Gary Burke, left, and Bill Radcliffe unveil the Civil War Trails marker. Radcliffe’s ancestor, U.S.C.T. soldier Edward Ratcliff, earned the Medal of Honor at the Battle of New Market Heights (Va.) in 1864.

By John Banks

NASHVILLE, TN — On the foggy morning of Dec. 15, 1864, 18-year-old Private Peter Bailey of the 17th U.S. Colored Troops marched with two other Black regiments and a small white brigade southeast on Murfreesboro Pike from Nashville. For the U.S.C.T., the day’s diversionary attack against the right flank of the Confederates’ Army of Tennessee would be their first major battle of the war. 

Many of their white comrades doubted the U.S.C.T’s worth as soldiers. Ultimately, the U.S. Army’s attack was unsuccessful, but the Black troops fought bravely, proving their mettle to the white soldiers.

One hundred and fifty-eight years later, on the very ground where Bailey had advanced with his comrades, his great great grandson Gary Burke helped dedicate a new Civil War Trails marker recognizing the U.S.C.T’s role on Day 1 of the Battle of Nashville.

Gary Burke (seated) watches John Banks of the Battle of Nashville Trust deliver speech.

For Burke, the dedication was deeply meaningful.

“It meant validation as a descendant to be on that hallowed ground and to tell the fuller story not only of African American history but of American history,” he said. 

The Civil War Trails marker may be visited on the grounds of STEM Prep High School at 1252 Foster Avenue.

Burke, who lives in Nashville, has a deep interest in his family’s history. His grandfather served in the U.S. Army during World War 1. His father served in the U.S. Army during the Korean War. Peter Bailey, formerly enslaved like most of his U.S.C.T comrades, enlisted in the Union Army in spring 1863 in Murfreesboro, Tenn.

The area where Bailey fought on Day 1 of the battle was countryside in 1864. Now it’s a mixed-use area in South Nashville. For years Burke’s father, Wallace, worked at AT&T in the area never knowing that his great grandfather had fought nearby.

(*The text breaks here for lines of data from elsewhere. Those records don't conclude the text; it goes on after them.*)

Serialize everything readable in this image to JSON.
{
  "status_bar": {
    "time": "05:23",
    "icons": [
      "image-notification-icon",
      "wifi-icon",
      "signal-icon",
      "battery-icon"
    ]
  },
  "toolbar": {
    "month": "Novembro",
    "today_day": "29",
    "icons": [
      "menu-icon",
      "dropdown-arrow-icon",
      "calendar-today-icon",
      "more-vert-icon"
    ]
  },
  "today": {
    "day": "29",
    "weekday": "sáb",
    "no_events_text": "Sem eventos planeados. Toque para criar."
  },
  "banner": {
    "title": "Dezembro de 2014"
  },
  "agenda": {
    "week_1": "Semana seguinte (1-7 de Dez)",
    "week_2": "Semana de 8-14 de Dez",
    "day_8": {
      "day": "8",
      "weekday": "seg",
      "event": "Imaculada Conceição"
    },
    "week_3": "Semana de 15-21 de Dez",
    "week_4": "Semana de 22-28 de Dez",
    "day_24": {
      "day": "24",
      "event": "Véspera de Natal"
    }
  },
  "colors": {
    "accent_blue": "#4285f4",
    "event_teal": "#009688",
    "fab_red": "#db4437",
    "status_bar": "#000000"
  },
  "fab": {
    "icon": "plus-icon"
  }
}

Burke, who reenacts with the 13th United States Colored Troops Living History Association, read a short poem entitled 

“Men of Blue” at the dedication. 

“In fighting combat sometimes hand to hand many of you grew from boy to man,” it reads, in part. “You often saw your enemies eye to eye, the lives that were lost makes my soul cry.”

Dr. Learotha Williams, a scholar of African American, Civil War and Reconstruction, and Public History at Tennessee State University, delivered a speech as well.

Bill Radcliffe in a Union Army uniform.

“The formerly enslaved and free African American men that were gathered here on this morning understood that violence against them and their loved ones was necessary to keep them enslaved,” he said, “and similarly violence would be necessary to destroy it.” 

On Dec. 16, 1864, Day 2 of the battle, Bailey survived savage fighting at Peach Orchard Hill, in the present-day Oak Hill suburb of Nashville. He survived the war, too.

An estimated 38,000 to 43,000 of Bailey’s U.S.C.T comrades died during the Civil War, according to the American Battlefield Trust. Dozens of Black soldiers died at the Battle of Nashville, a major U.S. Army victory. 

“Colored soldiers had fought side by side with white troops,” a white officer wrote of the fighting on Day 1. “They had assisted each other from the field when wounded, and they lay side by side in death. … The day that we had longed to see had come and gone, and the Sun went down upon a record of coolness, bravery, manliness, never to be unmade.

“A new chapter in the history of liberty had been written,” he continued. “It had been shown that marching under the flag of freedom, animated by a love of liberty, even a slave becomes a man and a hero.”